There is a security in that, as my little categories have an even more defining line: family time, friends time, God time. Thank God they don't overlap, because that would be much too complicated....
Wait, did I just say that out loud?
The twist I'm learning to claim as truth: cleaning, reorganizing, and straightening are acts of worship. Instead of doing them so that I can have time to worship, I'm learning to participate as an act of worship. God is there with me as I de-calcify my espresso machine. He is there as I take out the trash. He is there as I scrub the toilet.

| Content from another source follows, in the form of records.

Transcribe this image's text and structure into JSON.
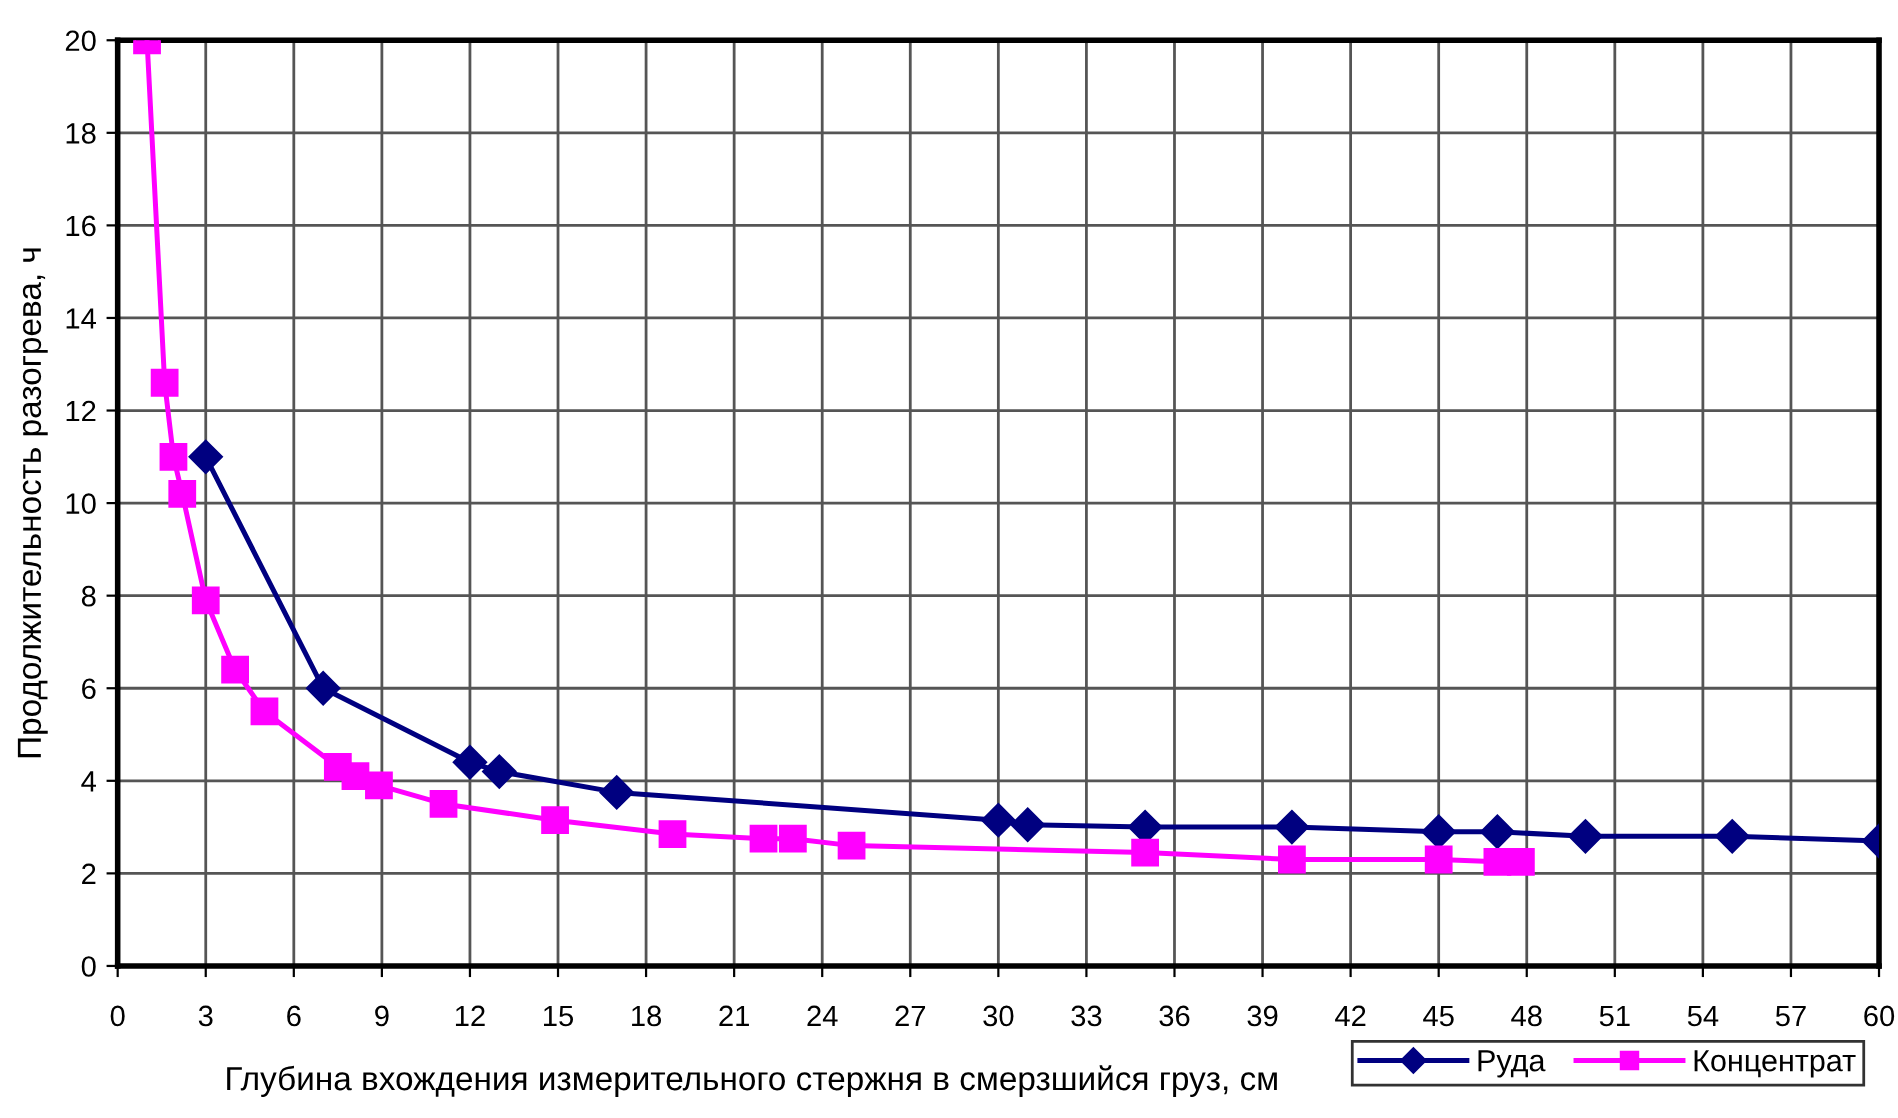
{
  "chart_data": {
    "type": "line",
    "xlabel": "Глубина вхождения измерительного стержня в смерзшийся груз, см",
    "ylabel": "Продолжительность разогрева, ч",
    "xlim": [
      0,
      60
    ],
    "xticks": [
      0,
      3,
      6,
      9,
      12,
      15,
      18,
      21,
      24,
      27,
      30,
      33,
      36,
      39,
      42,
      45,
      48,
      51,
      54,
      57,
      60
    ],
    "ylim": [
      0,
      20
    ],
    "yticks": [
      0,
      2,
      4,
      6,
      8,
      10,
      12,
      14,
      16,
      18,
      20
    ],
    "grid": true,
    "legend": "bottom right",
    "series": [
      {
        "name": "Руда",
        "color": "#000080",
        "marker": "diamond",
        "x": [
          3,
          7,
          12,
          13,
          17,
          30,
          31,
          35,
          40,
          45,
          47,
          50,
          55,
          60
        ],
        "values": [
          11.0,
          6.0,
          4.4,
          4.2,
          3.75,
          3.15,
          3.05,
          3.0,
          3.0,
          2.9,
          2.9,
          2.8,
          2.8,
          2.7
        ]
      },
      {
        "name": "Концентрат",
        "color": "#ff00ff",
        "marker": "square",
        "x": [
          1,
          1.6,
          1.9,
          2.2,
          3,
          4,
          5,
          7.5,
          8.1,
          8.9,
          11.1,
          14.9,
          18.9,
          22,
          23,
          25,
          35,
          40,
          45,
          47,
          47.8
        ],
        "values": [
          20,
          12.6,
          11.0,
          10.2,
          7.9,
          6.4,
          5.5,
          4.3,
          4.1,
          3.9,
          3.5,
          3.15,
          2.85,
          2.75,
          2.75,
          2.6,
          2.45,
          2.3,
          2.3,
          2.25,
          2.25
        ]
      }
    ]
  }
}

He is very present.
Brother Lawrence (at first resentful of his lowly kitchen position in the monastary) said, "We can do little things for God. I turn the case that is frying on the pan for love of Him, and that done, if there is nothing else to call me, I prostrate myself in worship before Him, who has given me grace to work; afterwards I rise happier than a king. It is enough for me to pick up but a straw from the ground for the love of God."
Desiring a familiar, constant conversation with God, I'm praying:
O God, since you are right here in this daily moment with me, I choose to commit my ways to this task at hand. Grant, I pray, that I may continue in Your presence, and fully experience You in the now-here. Amen.